Port of Baltimore secures new MSC service broadening US East coast connectivity with the Indian subcontinent


Ports America Chesapeake and the Maryland Department of Transportation Maryland Port Administration (MDOT MPA) have secured a new MSC Indian subcontinent and Mediterranean service for Baltimore.

The Indus 2 service will include an eight-ship string of 85,000 TEU container capacity vessels that will travel to the Helen Delich Bentley Port of Baltimore and seven other ports around the world.

The first ship in this new service, MSC Michaela, will begin loading cargo in India on August 30, and will visit two ports in the country– Gujarat’s Port of Mundra and JNPT in Mumbai.

From there, ships will transit the Suez Canal to the Port of Gioia Tauro in Southern Italy, then the Port of Sines in Portugal.

Ships will then visit US-based ports in Norfolk, Baltimore, Miami and Freeport before returning to India.

Governor Larry Hogan said, “The international maritime industry continues to show its confidence in the Port of Baltimore and its growing container capabilities.”

“The new and expanded business we’re seeing today is a direct result of the investments we’ve made at the port and will have a tremendous positive impact on job growth and Maryland’s overall economic recovery.”

MDOT secretary Greg Slater said, “The Port of Baltimore is attracting new business because the industry recognises we have the facilities, logistics and workforce to bring goods to market reliably and efficiently. This new service from MSC is an important part of the port’s bright future.”

“MSC is a great partner and a top container service provider, and we’re very pleased to continue our long working relationship with them with this new Indian subcontinent-Mediterranean service,” said MDOT MPA Executive Director William P. Doyle. “Baltimore is well positioned on the ecommerce and intermodal side of the logistics chain – we’ll be loading exports for the backhaul as well too.”

Import/export demand for containerised cargo in the US has substantially increased over the past year and with that port congestion is at an all-time-high.

Ports America Chesapeake Vice President Bayard Hogans said, “The addition of the new Indian subcontinent service further enhances the Port of Baltimore and Ports America Chesapeake’s position as a key gateway for US imports and exports.”

“This service will provide our customers with new routings and a more efficient supply chain.”

The new MSC service follows another announced by the Port of Baltimore in June – a new Southeast Asia/Vietnam and China service with Maersk Line, which brings its first vessel to the port in early September.
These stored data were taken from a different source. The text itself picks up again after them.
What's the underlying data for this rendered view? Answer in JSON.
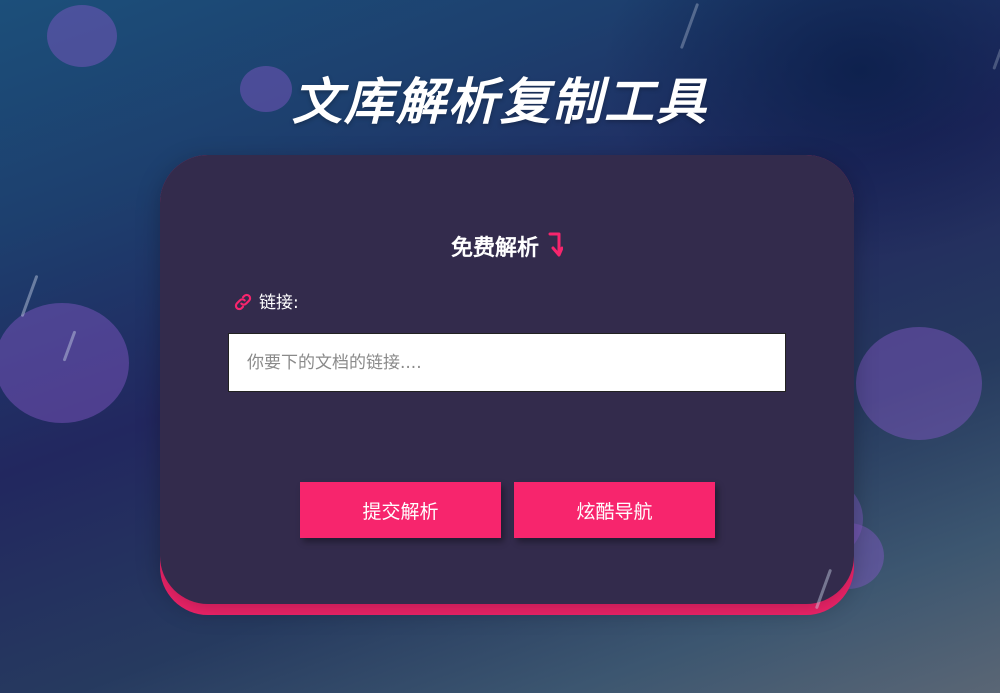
{
  "header": {
    "title": "文库解析复制工具"
  },
  "card": {
    "heading": "免费解析",
    "heading_icon": "arrow-down-icon",
    "link_field": {
      "icon": "link-icon",
      "label": "链接:",
      "placeholder": "你要下的文档的链接....",
      "value": ""
    },
    "buttons": {
      "submit_label": "提交解析",
      "nav_label": "炫酷导航"
    }
  },
  "colors": {
    "accent": "#f7256d",
    "card_background": "#1c3048",
    "text": "#ffffff"
  }
}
Ports like Baltimore, which is a prime gateway for containers filled with goods heading to the e-ecommerce market and for cargo sent to the Midwest via rail, are needed to land cargo in the US.

The port has served 23 ad hoc ships over the past year – vessels diverted to Baltimore that were not on a regularly scheduled service call – totalling more than 35,000 TEU.
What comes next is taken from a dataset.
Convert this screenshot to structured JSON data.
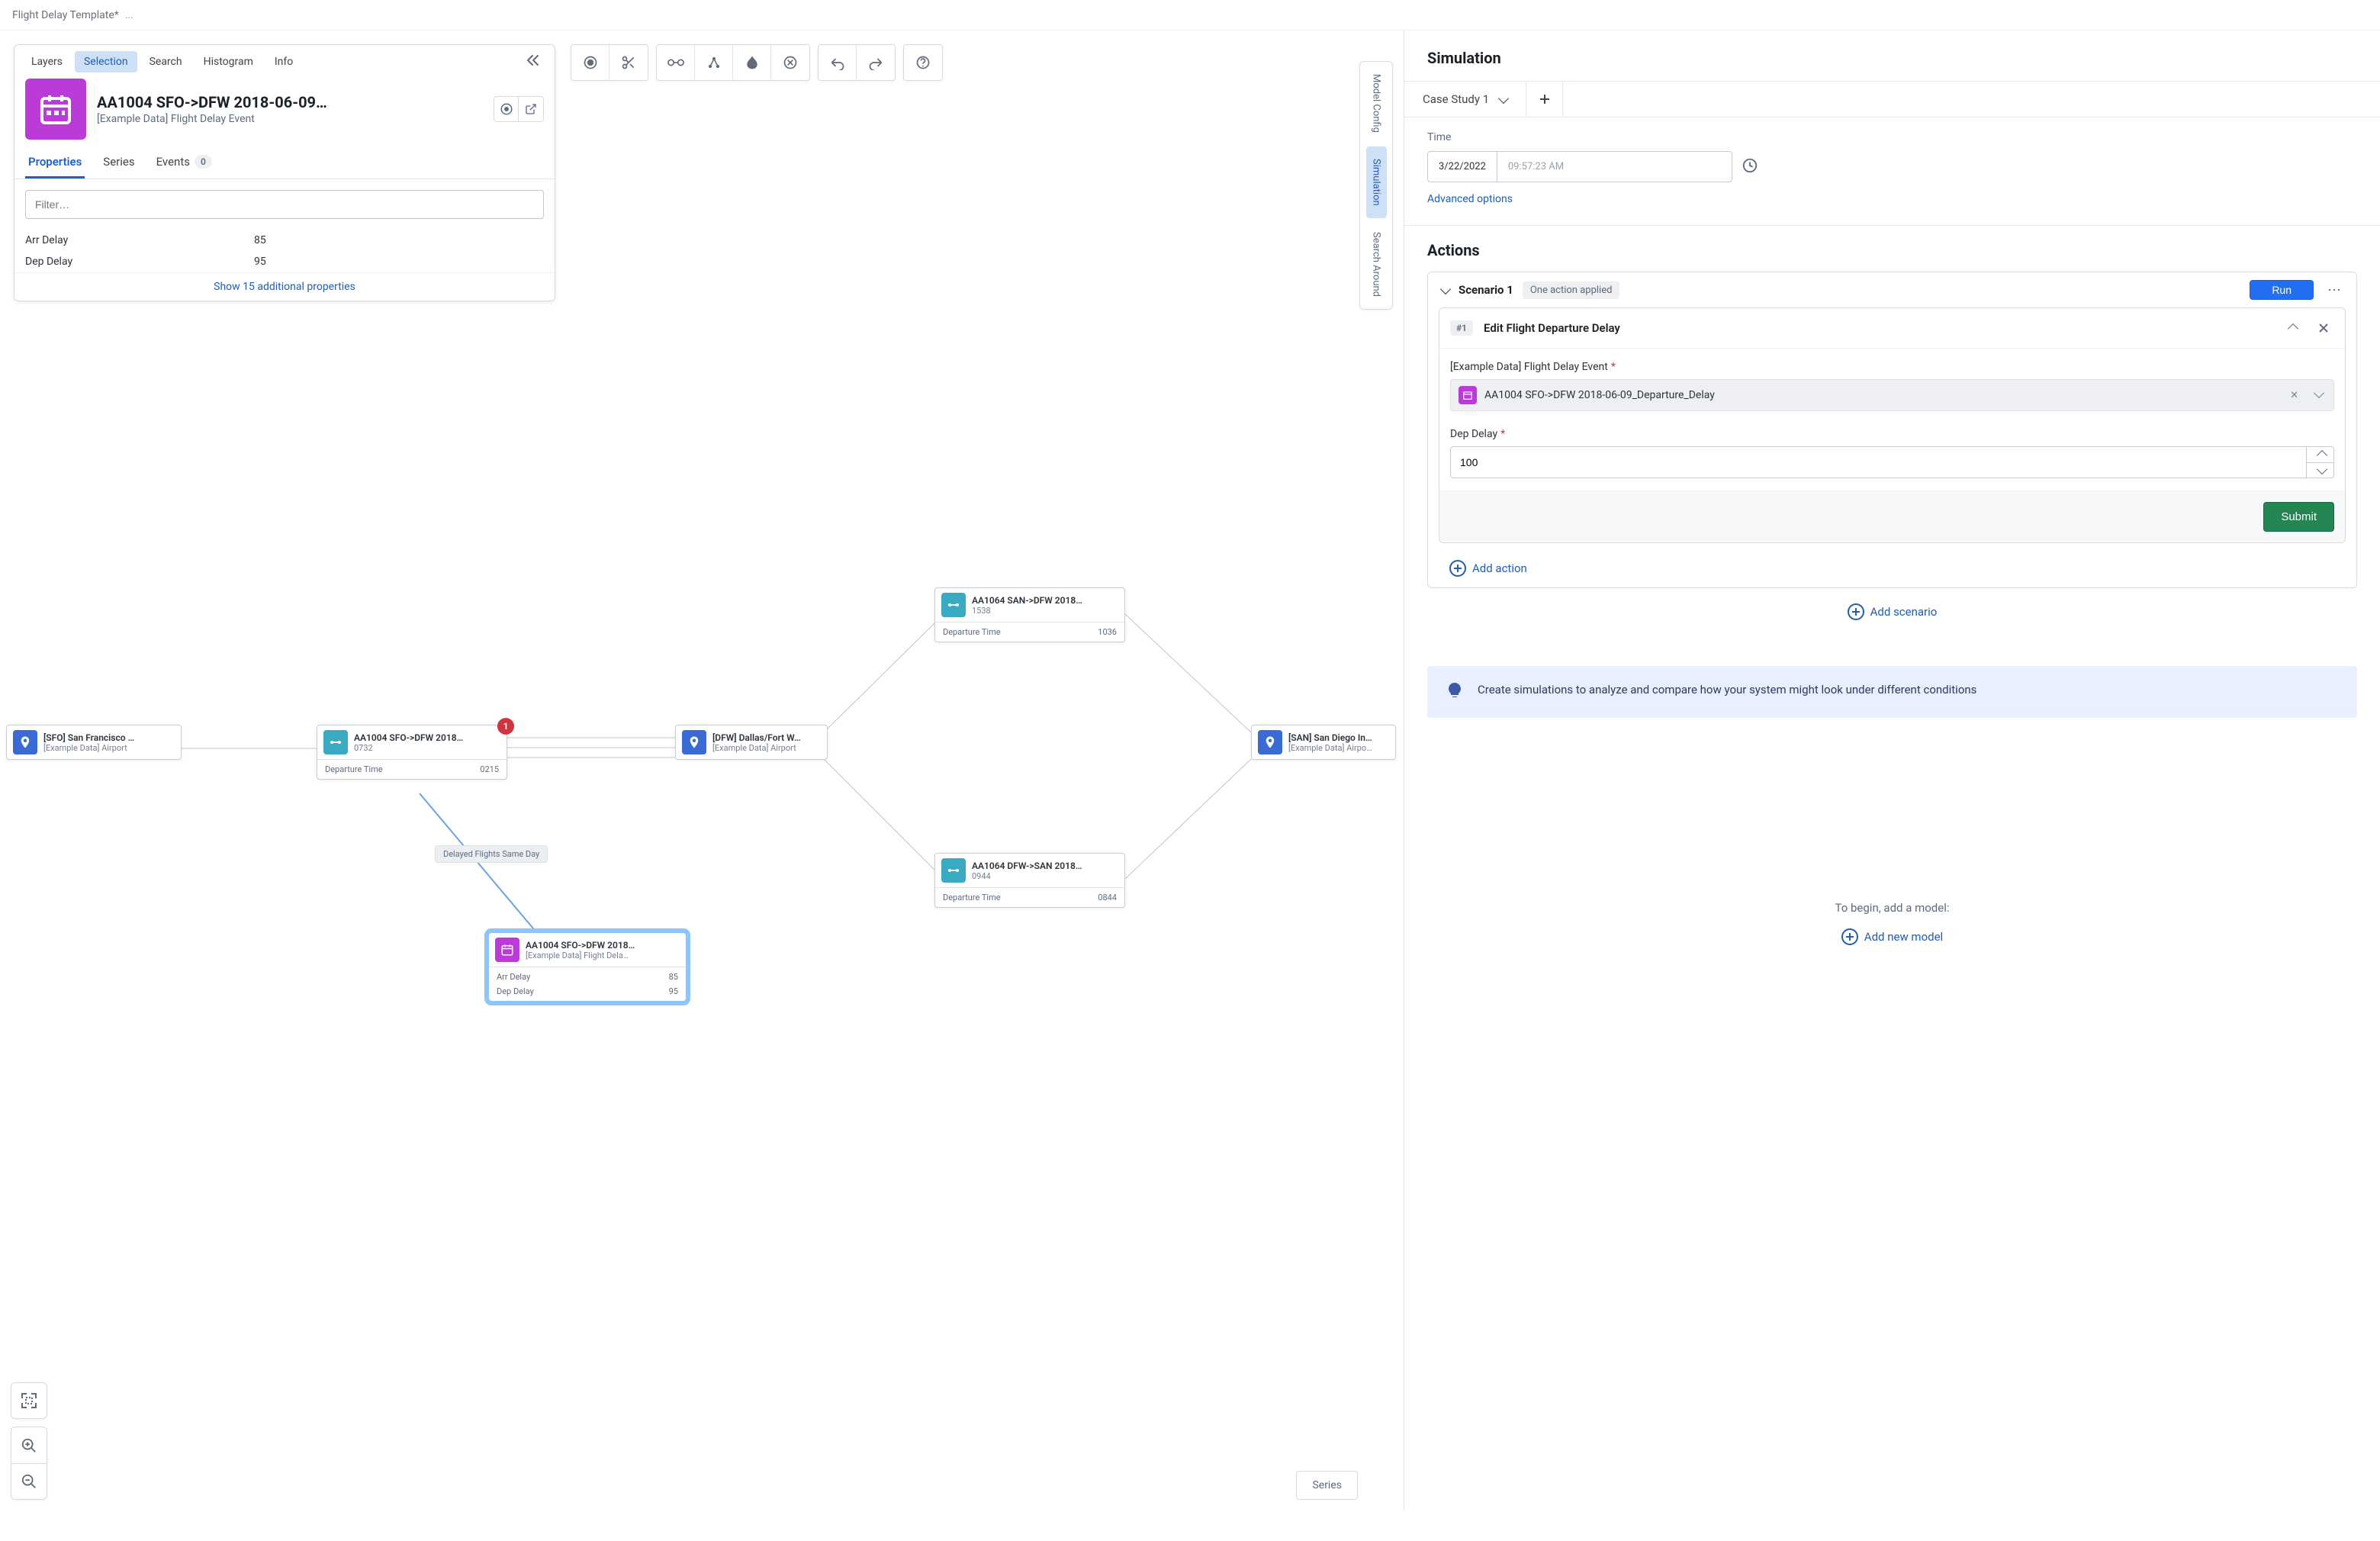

Baltimore is also in the midst of a project to expand capacity to serve ultra large container ships with dredging complete for a second, 50-ft deep berth at the Seagirt Marine Terminal and four additional Neo-Panamax cranes are expected to arrive during the first half of September and be operational by the end of the year.

The port is one of a few East Coast ports with the ability to handle some of the world’s largest vessels, and the new deep berth will allow two of these massive ships to be serviced at the same time.

Business at the Port of Baltimore has also greatly recovered since the early months of the COVID-19 pandemic.

Container traffic at the port was up 19% in June 2021 compared to the same period last year.